One major downside of this method is probably its performance.

    d:todo
    1. This is currently not benchmarked or profiled.

This could be compensated via compiler optimizations or preprocessing using code replacement.

Another downside of the currently implemented approach is that actions that are applied to a set of objects are only marked by a single entry point for each iteration level. This may especially reduce legibility when processing of collections by static methods is not that common.

Also, methods to manipulate single objects are used to manipulate a range of objects. This may come unexpected to the code reader.

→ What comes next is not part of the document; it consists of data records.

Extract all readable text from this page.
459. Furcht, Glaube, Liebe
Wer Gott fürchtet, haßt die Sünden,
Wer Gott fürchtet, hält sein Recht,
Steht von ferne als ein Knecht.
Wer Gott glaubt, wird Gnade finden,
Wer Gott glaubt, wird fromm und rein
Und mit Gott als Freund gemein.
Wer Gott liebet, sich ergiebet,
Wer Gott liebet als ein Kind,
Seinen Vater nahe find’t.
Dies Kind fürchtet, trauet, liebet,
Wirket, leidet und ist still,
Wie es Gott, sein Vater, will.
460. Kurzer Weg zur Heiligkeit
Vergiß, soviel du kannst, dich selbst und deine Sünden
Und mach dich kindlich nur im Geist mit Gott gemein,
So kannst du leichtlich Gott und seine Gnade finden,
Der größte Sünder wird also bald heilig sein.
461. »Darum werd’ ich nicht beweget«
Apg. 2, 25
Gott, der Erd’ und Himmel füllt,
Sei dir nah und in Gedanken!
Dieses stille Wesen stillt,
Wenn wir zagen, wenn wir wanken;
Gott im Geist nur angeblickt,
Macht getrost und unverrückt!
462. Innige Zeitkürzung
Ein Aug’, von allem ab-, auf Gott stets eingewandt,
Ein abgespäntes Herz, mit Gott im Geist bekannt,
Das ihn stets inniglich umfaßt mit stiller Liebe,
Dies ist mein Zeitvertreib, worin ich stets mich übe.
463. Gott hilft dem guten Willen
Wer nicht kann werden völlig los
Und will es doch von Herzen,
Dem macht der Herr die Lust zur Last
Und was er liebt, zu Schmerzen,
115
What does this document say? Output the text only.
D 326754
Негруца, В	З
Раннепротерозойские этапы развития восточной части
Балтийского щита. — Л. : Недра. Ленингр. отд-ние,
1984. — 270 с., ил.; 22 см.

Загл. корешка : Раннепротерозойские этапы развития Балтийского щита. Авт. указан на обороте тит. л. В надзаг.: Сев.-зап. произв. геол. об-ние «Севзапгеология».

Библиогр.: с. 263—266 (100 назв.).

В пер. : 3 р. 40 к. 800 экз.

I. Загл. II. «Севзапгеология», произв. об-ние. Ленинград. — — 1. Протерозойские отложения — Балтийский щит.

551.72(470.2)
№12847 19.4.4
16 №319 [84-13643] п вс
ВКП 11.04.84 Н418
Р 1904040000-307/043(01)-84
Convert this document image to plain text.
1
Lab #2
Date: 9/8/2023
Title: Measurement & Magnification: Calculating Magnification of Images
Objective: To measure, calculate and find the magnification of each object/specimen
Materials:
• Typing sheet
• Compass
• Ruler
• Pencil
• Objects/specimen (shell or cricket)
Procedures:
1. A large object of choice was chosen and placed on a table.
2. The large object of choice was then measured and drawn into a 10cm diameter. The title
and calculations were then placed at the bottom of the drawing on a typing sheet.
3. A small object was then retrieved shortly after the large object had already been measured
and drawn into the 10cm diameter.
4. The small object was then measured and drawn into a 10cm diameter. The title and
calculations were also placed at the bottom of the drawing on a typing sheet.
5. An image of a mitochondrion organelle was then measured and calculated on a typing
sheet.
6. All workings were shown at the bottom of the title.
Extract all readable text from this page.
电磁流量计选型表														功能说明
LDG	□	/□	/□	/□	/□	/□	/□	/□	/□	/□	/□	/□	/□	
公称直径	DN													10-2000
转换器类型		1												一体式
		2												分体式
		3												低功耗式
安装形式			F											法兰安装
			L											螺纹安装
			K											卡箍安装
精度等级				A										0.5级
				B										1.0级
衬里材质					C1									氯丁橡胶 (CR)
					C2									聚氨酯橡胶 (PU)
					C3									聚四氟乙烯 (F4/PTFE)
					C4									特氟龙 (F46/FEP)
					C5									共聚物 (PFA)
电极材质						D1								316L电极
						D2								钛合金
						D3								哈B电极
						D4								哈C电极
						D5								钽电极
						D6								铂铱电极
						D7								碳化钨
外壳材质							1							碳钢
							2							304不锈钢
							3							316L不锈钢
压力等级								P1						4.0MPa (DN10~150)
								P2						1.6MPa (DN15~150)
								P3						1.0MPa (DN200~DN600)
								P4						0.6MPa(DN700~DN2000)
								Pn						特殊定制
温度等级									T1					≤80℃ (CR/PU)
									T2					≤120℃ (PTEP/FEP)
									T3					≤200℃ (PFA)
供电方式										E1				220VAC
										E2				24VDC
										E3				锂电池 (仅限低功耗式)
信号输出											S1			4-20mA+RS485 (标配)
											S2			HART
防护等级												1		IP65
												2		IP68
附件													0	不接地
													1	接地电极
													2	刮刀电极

At last the implemented approach does not work well for nested iterations because the static function is not an attribute of the collections types. Every nested usage of ForEach causes an additional nesting in the AST of the source code. This would not be the case if ForEach would be an attribute of the collections. In order to further increase the legibility of the code one could add an optional String and/or Class argument in order to identify the objects that are currently iterated. This argument would only be used for debugging and logging purposes. For normal execution this parameter would be ignored. With these improvements the values of a matrix could be incremented this way: matrix.forEach("row").forEach("column").add(1).

Note that the additional parenthesis could be omitted in alternative languages. An imaginary object oriented language that uses round brackets for String constants and square brackets for lists could allow following syntax: matrix.forEach(row).forEach(column).add[1].

An imaginary language could further remove syntax noise by omitting dots in places where it is clear that an attribute is accessed: matrix.forEach(row)forEach(column)add[1]

This style can create more readable and fluent code under some circumstances. It requires relatively much development resource in order to be implement effectively and efficiently. Additionally, it may have disadvantages if not used carefully and may be unexpected to new but experienced programmers.

In short a tool with high initial costs, that may easily be used in a confusing way and improves the code only a little. It also compensates an imperfect (but not bad) Stream API that could be enhanced in later versions of Java.

This approach may have merit on the whole but seems to solve a currently unimportant problem with an high amount of resources.